Monumen Nasional (Monas) adalah Menara setinggi 433 (132 meter) yang terletak di tengah Lapangan Merdeka, Jakarta Pusat, melambangkan perjuangan untuk Indonesia. Konstruksi dimulai pada tahun 1961 di bawah arahan Presiden Soekarno. Monas dibuka untuk umum pada tahun 1975. Hal ini diatapi oleh api ditutupi dengan foil emas. Monumen dan museum yang buka setiap hari dari pukul 08.00 - 15.00 Waktu Indonesia Barat (UTC +7) sepanjang minggu kecuali hari Senin terakhir setiap bulan ketika monumen ini ditutup.
Latar Belakang :
Setelah pemerintah Indonesia kembali ke Jakarta dari Yogyakarta pada tahun 1950 menyusul pengakuan Belanda atas kemerdekaan Indonesia, Presiden Soekarno mulai merenungkan pembangunan monumen nasional sebanding dengan Menara Eiffel di alun-alun di depan Istana Presiden.

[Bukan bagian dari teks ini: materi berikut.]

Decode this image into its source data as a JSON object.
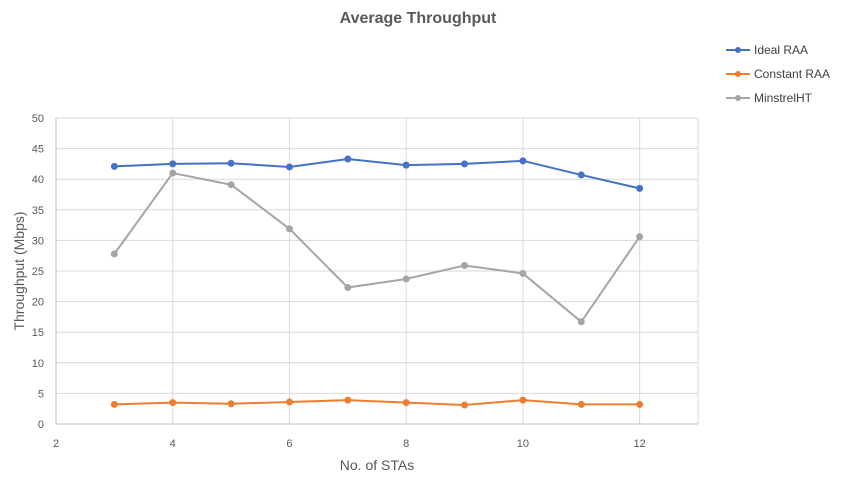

Pada tanggal 17 Agustus 1954, sebuah Monumen Nasional Komite didirikan dan kompetisi desain diadakan pada tahun 1955. Ini menarik 51 entri, namun hanya satu desain, oleh Frederich Silaban, bertemu salah satu kriteria yang ditentukan oleh panitia, yang termasuk mencerminkan karakter Indonesia di sebuah gedung yang mampu berlangsung selama berabad-abad. Sebuah kompetisi ulangi diadakan pada tahun 1960, tetapi sekali lagi, tidak ada entri 136 memenuhi kriteria. Ketua tim juri kemudian meminta Silaban untuk menunjukkan desain untuk Sukarno. Namun, Soekarno tidak suka desain karena ia ingin monumen berada dalam bentuk lingga dan yoni. Silaban diminta untuk merancang seperti monumen, tapi desainnya adalah untuk sebuah monumen begitu besar sehingga itu akan menjadi terjangkau mengingat kondisi ekonomi pada saat itu. Silaban menolak untuk merancang sebuah monumen kecil, menunjukkan konstruksi yang ditunda sampai perekonomian Indonesia membaik. Sukarno kemudian meminta arsitek R.M. Soedarsono untuk melanjutkan dengan desain. Soedarsono memasukkan angka 17, 8 dan 45, mewakili 17 Agustus 1945 Proklamasi Kemerdekaan Indonesia, dalam dimensi monumen.
Kontruksi Monas |
Presiden Sukarno Menginspeksi pembangunan Monas |
Konstruksi :
Pembangunan Monas berlangsung dalam tiga tahap. Periode pertama, dari 1961/1962-1964/1965 dimulai dengan dimulainya secara resmi pembangunan pada tanggal 17 Agustus 1961 dengan Sukarno seremonial mengemudi di tiang pancang beton pertama. Sebanyak 284 tumpukan digunakan untuk blok pondasi. Sebuah 360 lanjut tumpukan yang didorong untuk yayasan museum, dengan pekerjaan yang selesai pada bulan Maret 1962. Dinding museum di dasar diselesaikan pada bulan Oktober. Pembangunan obelisk daripada dimulai dan selesai pada bulan Agustus 1963. Bekerja di tahap kedua, 1966-1968 ditunda oleh kekurangan dana dan setelah upaya kudeta Gerakan 30 September. Pada tahap akhir, dari 1969-1976, diorama untuk museum sejarah yang ditambahkan. Masalah tetap setelah konstruksi selesai, dan pekerjaan yang diperlukan untuk memecahkan masalah dengan air bocor ke museum. Monas resmi dibuka untuk umum pada tanggal 12 Juli 1975. Lokasi Monas dikenal sebagai Lapangan Merdeka.
Monumen desain :
Monumen yang menjulang merangkum filosofi Lingga dan Yoni. Lingga menyerupai alu alu dan Yoni menyerupai mortir beras lesung, dua penting alat tradisional Indonesia. Lingga dan Yoni juga melambangkan kehidupan kekal dengan simbol phallic lingga, maskulinitas mewakili, elemen positif, dan siang hari dan Yoni simbol organ perempuan, mewakili feminitas, unsur-unsur negatif, dan malam. Monumen terdiri dari obelisk 117.7m pada platform persegi 45m pada ketinggian 17m, halaman piala. Obelisk itu sendiri dilapisi dengan marmer Italia.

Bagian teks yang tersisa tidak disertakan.